Замечая в толпе лица друзей, Феликс и Наташа приветственно кивали. Один из них, верзила с пышной шевелюрой, показывал руками какие-то кабалистические знаки. Они поняли, что он отправляется в «Рюмери». Этот язык жестов был изобретен несколькими энтузиастами во время посещений таких вот заведений с пустыми винными погребами и жалкими запасами угля для отопления. Этот мир имел особые правила и особые коды, где свои понимали друг друга с полувзгляда, даже по манере держаться, и собирались в периметре с невидимыми непосвященным границами, которые простирались от набережной Малаке до набережной Конти, от площади Сент-Сюлпис и улицы Сент-Пер до улиц Дофине и старого театра Комедий. Это была их территория, там назначали встречи, на которые не приходили, зная, что все равно столкнутся где-нибудь на улице. Обменивались поцелуями и идеями. Все друг друга знали, словно были жителями одной деревни или членами одного клуба для привилегированных особ. Здесь были и признанные в этой среде художники, и прочие люди искусства. Кого тут не было, так это зануд и хвастунов.
Феликс и Наташа присели на твердые табуреты. Она пригладила юбку, в то время как он вытирал лоб платком. Ритм музыки все еще отзывался в их телах, они не могли не двигаться в такт с остальными. Девушке нравилась эта атмосфера, ощущение, что она живет полной жизнью. Ничего не имело значения, кроме настоящего момента, который будоражил их сердца. Феликс был таким же одержимым, как и она. Сбросив беспокойство и растерянность в вестибюле вместе с верхней одеждой, он пробирался по узкой, ведущей в погребок лестнице, пригибая голову, чтобы не удариться о низкий потолок. Раствориться в музыке, танце, в обществе сверстников было для него единственным способом обо всем забыть. «Я не хочу сидеть дома по вечерам, как законченный кретин», — однажды признался он Наташе. Она полюбила его еще больше, зная, что, в отличие от их приятелей, беззаботность для Феликса Селигзона была запрещенной роскошью. Питались плохо, спали мало, но это вызывало у них даже определенную браваду. Многие из их товарищей посещали театральные курсы или занятия по музыке. Бегали по книжным лавкам, искали у букинистов интересные книги, посещали выставки. Они были ненасытны и дерзки. Они хотели удивляться жизни, презирали конформизм, авторитеты и семейные обеды.

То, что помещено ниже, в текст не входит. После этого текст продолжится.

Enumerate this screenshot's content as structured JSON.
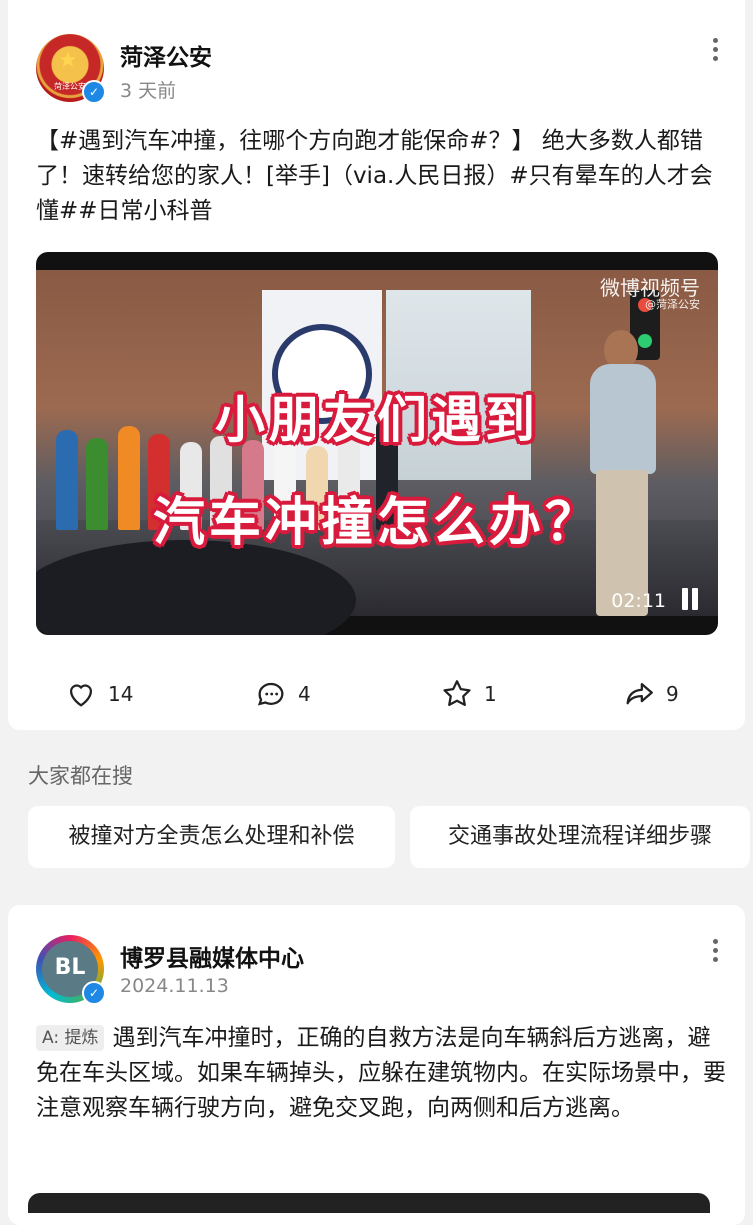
{
  "post1": {
    "author": "菏泽公安",
    "avatar_seal_text": "菏泽公安",
    "time": "3 天前",
    "text": "【#遇到汽车冲撞，往哪个方向跑才能保命#？】 绝大多数人都错了！速转给您的家人！[举手]（via.人民日报）#只有晕车的人才会懂##日常小科普",
    "video": {
      "overlay_line1": "小朋友们遇到",
      "overlay_line2": "汽车冲撞怎么办？",
      "watermark": "微博视频号",
      "watermark_sub": "@菏泽公安",
      "duration": "02:11"
    },
    "actions": {
      "likes": "14",
      "comments": "4",
      "favorites": "1",
      "shares": "9"
    }
  },
  "search": {
    "title": "大家都在搜",
    "chips": [
      "被撞对方全责怎么处理和补偿",
      "交通事故处理流程详细步骤"
    ]
  },
  "post2": {
    "author": "博罗县融媒体中心",
    "time": "2024.11.13",
    "ai_tag": "A: 提炼",
    "text": "遇到汽车冲撞时，正确的自救方法是向车辆斜后方逃离，避免在车头区域。如果车辆掉头，应躲在建筑物内。在实际场景中，要注意观察车辆行驶方向，避免交叉跑，向两侧和后方逃离。"
  },
  "colors": {
    "accent_red": "#d81b3c",
    "verify_blue": "#1e88e5"
  }
}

Называли друг друга по имени и не придавали значения происхождению. Они не признавали ни родителей, ни прошлого. Они жили сегодня. А будущее? Им займутся тогда, когда оно наступит.
Феликс внезапно наклонился к ней и поцеловал в губы. Ощутив его страсть, она вздрогнула. Иногда он делал что-то спонтанно, заставая ее врасплох. Удивительно, но они никогда не говорили о любви, словно боялись вспугнуть ее неосторожными словами; не желали связывать себя обещаниями, которые казались принуждением и относились к миру взрослых. Они ведь были так молоды, так романтичны! Может быть, именно поэтому они до сих пор не были любовниками.